What influences the price of bonds, and when is it best to buy or sell them?
Bonds are one of the most understandable and reliable instruments: they provide a coupon, have a maturity date, and a clear legal structure.

But unlike a bank deposit, their market price fluctuates during the trading process. This is the key to profit (or loss) when selling before maturity.
Imagine you bought a 5-year Pfizer with a face value of $1,000 and a 5% annual coupon. A year later, the bond's price falls, and the same bond is now trading at $900, with the annual yield rising to 5.5%.
At this point, it's advantageous for the buyer to enter (the yield is higher than before), but not for the seller: they will lock in a loss to the par value. The idea is simple: price and yield move in opposite directions.
Moreover, there's one key rule: the closer the time to maturity, the closer the price to par. This means bonds priced below par appreciate, while those priced above par decline.
What influences the price of government bonds?
The price of government securities depends primarily on inflation and the central bank's key rate . When inflation slows down and the regulator hints at a pause or reduction, yields begin to fall and prices rise .

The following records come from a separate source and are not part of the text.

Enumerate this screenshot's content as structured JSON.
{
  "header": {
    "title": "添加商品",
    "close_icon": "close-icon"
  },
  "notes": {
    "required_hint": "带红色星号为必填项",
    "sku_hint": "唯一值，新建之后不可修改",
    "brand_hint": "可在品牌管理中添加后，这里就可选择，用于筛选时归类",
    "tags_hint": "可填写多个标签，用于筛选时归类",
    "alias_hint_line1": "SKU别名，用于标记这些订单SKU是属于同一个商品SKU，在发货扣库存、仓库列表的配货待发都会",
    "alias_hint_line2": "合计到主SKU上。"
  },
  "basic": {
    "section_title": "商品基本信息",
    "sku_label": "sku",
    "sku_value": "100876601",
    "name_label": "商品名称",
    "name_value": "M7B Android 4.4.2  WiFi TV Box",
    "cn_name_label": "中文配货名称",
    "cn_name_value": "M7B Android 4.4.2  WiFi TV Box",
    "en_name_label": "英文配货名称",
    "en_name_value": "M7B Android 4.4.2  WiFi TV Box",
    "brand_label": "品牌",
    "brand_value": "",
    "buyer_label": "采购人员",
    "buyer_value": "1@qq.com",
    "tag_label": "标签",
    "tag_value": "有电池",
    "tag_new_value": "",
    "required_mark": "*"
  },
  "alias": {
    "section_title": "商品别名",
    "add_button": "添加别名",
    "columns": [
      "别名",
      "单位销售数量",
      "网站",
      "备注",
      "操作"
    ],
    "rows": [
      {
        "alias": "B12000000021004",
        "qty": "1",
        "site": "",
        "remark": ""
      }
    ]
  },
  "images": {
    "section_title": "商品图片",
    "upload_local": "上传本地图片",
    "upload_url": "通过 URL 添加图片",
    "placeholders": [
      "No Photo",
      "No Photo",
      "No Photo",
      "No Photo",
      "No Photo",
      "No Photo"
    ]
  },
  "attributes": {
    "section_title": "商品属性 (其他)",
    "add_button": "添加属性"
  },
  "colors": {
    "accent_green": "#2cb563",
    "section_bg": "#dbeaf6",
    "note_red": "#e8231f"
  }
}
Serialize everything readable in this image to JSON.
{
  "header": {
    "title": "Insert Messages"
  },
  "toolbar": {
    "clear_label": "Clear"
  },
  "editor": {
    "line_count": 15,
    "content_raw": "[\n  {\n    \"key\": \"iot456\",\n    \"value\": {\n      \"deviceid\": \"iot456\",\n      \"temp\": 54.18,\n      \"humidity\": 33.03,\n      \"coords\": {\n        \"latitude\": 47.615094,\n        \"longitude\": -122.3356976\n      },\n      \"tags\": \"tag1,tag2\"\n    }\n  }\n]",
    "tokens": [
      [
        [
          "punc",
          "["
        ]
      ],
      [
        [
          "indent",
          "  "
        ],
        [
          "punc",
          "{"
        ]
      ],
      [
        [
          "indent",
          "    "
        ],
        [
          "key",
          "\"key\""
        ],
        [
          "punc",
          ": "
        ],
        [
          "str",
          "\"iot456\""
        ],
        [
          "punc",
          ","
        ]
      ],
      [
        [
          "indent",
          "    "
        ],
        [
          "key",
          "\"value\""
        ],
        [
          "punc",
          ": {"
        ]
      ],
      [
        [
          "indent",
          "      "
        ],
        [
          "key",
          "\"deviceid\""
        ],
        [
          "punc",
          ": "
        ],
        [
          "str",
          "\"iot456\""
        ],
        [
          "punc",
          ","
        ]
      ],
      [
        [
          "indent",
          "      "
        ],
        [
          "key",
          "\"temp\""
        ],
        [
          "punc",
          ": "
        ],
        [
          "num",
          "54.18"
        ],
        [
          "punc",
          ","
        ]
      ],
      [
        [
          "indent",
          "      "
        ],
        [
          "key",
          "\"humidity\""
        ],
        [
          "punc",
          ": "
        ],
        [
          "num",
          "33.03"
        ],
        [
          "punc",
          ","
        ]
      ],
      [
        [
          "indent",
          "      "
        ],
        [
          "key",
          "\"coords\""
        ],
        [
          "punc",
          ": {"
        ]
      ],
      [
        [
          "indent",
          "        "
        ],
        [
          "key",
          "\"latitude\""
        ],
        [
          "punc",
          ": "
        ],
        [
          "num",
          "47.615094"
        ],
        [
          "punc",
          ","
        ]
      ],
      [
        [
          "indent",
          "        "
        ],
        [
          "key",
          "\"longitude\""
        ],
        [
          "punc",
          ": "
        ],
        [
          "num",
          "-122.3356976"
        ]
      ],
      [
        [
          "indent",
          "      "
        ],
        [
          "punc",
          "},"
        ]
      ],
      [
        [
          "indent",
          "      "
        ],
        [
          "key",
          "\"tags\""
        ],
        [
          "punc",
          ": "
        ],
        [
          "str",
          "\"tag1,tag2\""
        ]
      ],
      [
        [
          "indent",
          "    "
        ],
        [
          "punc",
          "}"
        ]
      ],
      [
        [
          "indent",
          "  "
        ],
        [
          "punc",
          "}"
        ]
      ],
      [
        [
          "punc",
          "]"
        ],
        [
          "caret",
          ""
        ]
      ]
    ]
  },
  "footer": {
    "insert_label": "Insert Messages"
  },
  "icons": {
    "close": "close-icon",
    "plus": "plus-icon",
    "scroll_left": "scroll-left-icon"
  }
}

Long-term bonds benefit the most —their prices react more strongly to rate changes. Therefore, the end of a high-rate period is a classic time to buy as the price rises.
If inflation accelerates and there are signs of further increases, yields rise and prices fall . At such times, it's safer to hold short-term securities (1-3 years): they fluctuate less, and the coupon smooths out fluctuations.
Another undeniable factor that influences the price of government bonds is the credibility of the government . A deteriorating budget, rising debt/GDP, a rating downgrade, and political instability ⇒ a risk premium ⇒ prices down , yields up. An improvement is the opposite.
What influences the price of corporate bonds?
Here, the question of how reliable the company is . The market always demands a risk premium over the yield of government bonds. During periods of instability, this premium increases even for reliable companies—prices fall, and these are often the best places to buy.

When the panic subsides, the price rises and the premium decreases. Also, consider the terms of the issue: if a security is trading significantly above 1,000, and the issuer soon has the right to buy it back at 1,000, the upside potential is limited—it's important to assess the worst-case scenario.
It should be noted that the bond is likely to rise following positive financial reports, so the purchase decision should be made based on the company's performance.
For example, Pfizer entered into and fulfilled several profitable contracts this quarter, which will have a positive impact on the profit report, so the bonds will most likely increase in price after the report is published.
Interest rates of national banks are also a significant factor ; their increase can shift investor interest and cause a decrease in the price of bonds.
It's important to remember: Bonds are not deposits . Discipline is rewarded: first, look at the risks and structure of the issue, then at the coupon and the promised return. Don't chase every percentage point; sometimes, the price increase can exceed the coupon income several times over.